Mentions of Virginia Woolf in all kinds of book reviews, interviews and essays are so frequent I tend to nod knowingly (maybe a little smugly) and move on. Perhaps we take them for granted because we already know she’s a literary touchstone, perhaps one of the most frequently mentioned.
But when I saw side by side references in last week’s New York Times Book Review and then another two in this week’s issue, I thought it was worth calling attention to them by virtue of their very frequency. My point being, it’s not going to lessen—Virginia Woolf will always be a reliable standard for critics and reviewers, essayists and novelists.

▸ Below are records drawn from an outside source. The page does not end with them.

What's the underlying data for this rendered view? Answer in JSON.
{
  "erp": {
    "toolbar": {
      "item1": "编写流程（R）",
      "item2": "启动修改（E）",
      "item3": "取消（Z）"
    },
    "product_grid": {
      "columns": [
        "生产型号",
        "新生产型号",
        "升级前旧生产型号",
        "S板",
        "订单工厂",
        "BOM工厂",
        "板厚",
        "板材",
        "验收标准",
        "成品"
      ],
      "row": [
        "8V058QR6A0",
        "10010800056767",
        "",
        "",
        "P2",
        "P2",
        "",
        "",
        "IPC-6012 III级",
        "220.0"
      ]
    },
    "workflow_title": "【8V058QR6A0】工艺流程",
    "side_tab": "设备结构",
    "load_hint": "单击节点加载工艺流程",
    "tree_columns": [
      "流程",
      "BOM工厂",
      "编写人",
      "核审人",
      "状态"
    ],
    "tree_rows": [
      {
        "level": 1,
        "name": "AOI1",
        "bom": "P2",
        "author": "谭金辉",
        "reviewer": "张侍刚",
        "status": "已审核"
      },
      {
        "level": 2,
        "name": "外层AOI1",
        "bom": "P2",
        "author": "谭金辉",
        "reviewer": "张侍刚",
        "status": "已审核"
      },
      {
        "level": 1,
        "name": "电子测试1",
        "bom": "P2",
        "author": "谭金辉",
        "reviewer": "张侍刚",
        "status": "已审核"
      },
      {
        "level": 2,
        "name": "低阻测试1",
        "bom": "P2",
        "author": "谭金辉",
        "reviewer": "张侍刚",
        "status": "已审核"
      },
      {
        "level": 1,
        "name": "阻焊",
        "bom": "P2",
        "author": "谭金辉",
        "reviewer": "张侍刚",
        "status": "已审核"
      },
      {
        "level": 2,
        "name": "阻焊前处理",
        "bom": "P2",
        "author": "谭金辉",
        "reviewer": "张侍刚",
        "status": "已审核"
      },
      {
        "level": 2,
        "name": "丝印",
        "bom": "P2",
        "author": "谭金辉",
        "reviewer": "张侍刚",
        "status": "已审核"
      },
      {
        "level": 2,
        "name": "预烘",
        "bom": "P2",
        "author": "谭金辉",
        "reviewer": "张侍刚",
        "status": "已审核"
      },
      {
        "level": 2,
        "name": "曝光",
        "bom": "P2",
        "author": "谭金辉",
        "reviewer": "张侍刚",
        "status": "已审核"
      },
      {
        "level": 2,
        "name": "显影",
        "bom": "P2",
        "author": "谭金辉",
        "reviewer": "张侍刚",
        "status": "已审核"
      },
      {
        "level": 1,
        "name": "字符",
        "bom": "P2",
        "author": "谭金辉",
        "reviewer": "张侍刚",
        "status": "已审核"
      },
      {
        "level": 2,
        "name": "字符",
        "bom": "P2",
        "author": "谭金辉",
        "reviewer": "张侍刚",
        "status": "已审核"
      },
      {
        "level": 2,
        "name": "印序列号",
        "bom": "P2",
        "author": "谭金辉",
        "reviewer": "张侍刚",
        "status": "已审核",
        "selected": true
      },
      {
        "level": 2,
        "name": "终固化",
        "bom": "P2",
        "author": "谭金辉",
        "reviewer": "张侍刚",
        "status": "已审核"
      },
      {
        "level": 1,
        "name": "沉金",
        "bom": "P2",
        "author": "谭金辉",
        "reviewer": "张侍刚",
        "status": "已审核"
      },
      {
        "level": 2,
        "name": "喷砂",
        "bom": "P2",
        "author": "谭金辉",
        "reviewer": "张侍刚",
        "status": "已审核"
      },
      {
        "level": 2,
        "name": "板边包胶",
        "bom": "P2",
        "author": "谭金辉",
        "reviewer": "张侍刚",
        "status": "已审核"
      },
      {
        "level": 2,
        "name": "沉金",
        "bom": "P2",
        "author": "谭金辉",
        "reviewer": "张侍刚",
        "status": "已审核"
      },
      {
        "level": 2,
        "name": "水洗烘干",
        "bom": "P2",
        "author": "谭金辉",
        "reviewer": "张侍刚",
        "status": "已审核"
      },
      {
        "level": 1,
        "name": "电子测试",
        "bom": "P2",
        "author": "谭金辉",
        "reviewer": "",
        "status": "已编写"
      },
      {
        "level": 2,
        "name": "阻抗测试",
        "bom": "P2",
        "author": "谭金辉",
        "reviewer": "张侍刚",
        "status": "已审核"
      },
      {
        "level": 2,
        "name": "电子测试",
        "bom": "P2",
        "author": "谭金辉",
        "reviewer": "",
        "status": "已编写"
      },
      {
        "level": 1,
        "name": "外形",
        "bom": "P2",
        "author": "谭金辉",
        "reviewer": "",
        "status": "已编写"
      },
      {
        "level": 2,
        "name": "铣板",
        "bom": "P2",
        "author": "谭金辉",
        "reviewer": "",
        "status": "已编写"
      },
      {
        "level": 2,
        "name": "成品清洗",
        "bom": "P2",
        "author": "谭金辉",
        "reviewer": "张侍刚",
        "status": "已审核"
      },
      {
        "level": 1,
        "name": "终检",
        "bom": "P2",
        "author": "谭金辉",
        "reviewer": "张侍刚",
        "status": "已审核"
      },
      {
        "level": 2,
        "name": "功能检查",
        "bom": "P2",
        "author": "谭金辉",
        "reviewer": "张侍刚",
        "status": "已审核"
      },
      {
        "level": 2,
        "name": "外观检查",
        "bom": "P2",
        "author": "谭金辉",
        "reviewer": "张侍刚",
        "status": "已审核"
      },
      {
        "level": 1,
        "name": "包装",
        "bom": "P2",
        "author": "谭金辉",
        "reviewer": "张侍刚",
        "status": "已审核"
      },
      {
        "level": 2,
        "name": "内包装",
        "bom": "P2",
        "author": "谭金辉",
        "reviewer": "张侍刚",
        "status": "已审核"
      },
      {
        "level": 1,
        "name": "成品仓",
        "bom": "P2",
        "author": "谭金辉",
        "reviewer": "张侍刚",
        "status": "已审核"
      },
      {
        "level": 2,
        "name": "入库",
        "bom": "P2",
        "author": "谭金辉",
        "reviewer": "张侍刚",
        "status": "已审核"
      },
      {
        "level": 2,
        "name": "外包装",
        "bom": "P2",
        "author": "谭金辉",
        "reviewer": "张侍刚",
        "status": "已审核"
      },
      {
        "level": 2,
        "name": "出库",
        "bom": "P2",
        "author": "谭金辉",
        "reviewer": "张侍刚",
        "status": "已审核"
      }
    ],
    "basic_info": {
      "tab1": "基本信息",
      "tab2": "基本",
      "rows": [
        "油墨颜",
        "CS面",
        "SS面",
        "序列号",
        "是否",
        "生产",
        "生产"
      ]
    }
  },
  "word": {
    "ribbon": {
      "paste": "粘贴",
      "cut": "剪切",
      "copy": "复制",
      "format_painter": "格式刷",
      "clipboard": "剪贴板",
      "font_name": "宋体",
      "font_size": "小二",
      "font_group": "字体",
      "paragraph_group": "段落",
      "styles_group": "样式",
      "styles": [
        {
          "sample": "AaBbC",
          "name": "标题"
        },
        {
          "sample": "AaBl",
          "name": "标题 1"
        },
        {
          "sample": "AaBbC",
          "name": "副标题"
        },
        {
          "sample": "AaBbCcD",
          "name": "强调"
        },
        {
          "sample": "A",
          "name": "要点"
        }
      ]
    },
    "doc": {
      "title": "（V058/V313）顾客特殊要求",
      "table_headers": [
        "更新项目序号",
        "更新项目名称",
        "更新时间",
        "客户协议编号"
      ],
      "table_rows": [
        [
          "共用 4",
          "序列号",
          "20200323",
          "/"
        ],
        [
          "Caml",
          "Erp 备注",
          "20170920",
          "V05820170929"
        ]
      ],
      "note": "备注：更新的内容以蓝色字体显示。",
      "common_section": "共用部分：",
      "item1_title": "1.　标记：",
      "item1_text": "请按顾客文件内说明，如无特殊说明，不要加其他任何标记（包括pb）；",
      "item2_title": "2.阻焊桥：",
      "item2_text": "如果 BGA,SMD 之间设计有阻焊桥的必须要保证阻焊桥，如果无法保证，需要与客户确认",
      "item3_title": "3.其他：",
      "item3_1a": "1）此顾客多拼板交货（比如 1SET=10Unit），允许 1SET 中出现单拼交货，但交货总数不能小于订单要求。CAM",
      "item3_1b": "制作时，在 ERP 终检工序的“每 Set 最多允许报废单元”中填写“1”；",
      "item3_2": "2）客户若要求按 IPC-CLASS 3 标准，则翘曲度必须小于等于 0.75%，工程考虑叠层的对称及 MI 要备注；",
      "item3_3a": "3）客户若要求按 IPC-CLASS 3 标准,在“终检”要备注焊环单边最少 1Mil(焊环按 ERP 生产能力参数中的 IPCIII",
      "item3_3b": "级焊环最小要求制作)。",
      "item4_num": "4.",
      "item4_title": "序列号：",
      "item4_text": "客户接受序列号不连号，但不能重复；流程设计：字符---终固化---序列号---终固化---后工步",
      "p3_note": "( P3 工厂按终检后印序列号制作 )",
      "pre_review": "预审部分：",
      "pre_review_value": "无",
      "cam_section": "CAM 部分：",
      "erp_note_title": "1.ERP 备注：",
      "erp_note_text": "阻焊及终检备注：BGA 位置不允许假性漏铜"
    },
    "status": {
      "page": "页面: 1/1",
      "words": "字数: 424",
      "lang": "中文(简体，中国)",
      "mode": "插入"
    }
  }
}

Here’s what I found in the Aug. 23 issue:
In a review of the new T.S. Eliot bio, Young Eliot by Robert Crawford, David Yezzi calls on Woolf’s description of Eliot and her observation that “There are some stories which have to be retold by each generation.”
On the facing page, David Shields reviews Palimpsest: A History of the Written Word by Matthew Battles. According to Shields, there isn’t enough material for the book, “and perforce it becomes a dumping ground, with long, potted exegeses of works by Charles Dickens, Virginia Woolf and Ha Jin….”
The cover review is of the fourth novel in the Neopolitan saga by Elena Ferrante, The Story of the Lost Child. Reviewer Rachel Cusk, whose 2006 novel Arlington Park pays homage to Mrs Dalloway, notes that Lila, the secondary protagonist, “is the unwritten, unexpressed female potentiality, a more obstinate version of Virginia Woolf’s concept of Shakespeare’s sister.”
Ann Beattie is the featured subject of the “By the Book” feature. Asked about her favorite fictional hero, she cites “…Mrs. Ramsay, although she’d protest being called a ‘heroine’ for all good reason.”
Wait a minute–here’s one more. I skimmed through the just-arrived Aug. 31 issue of The New Yorker over lunch. An op-ed piece about Hillary Clinton’s travails includes two references to “rooms of one’s own,” one by HC herself from her memoir, which the columnist reiterates in his closing sentence.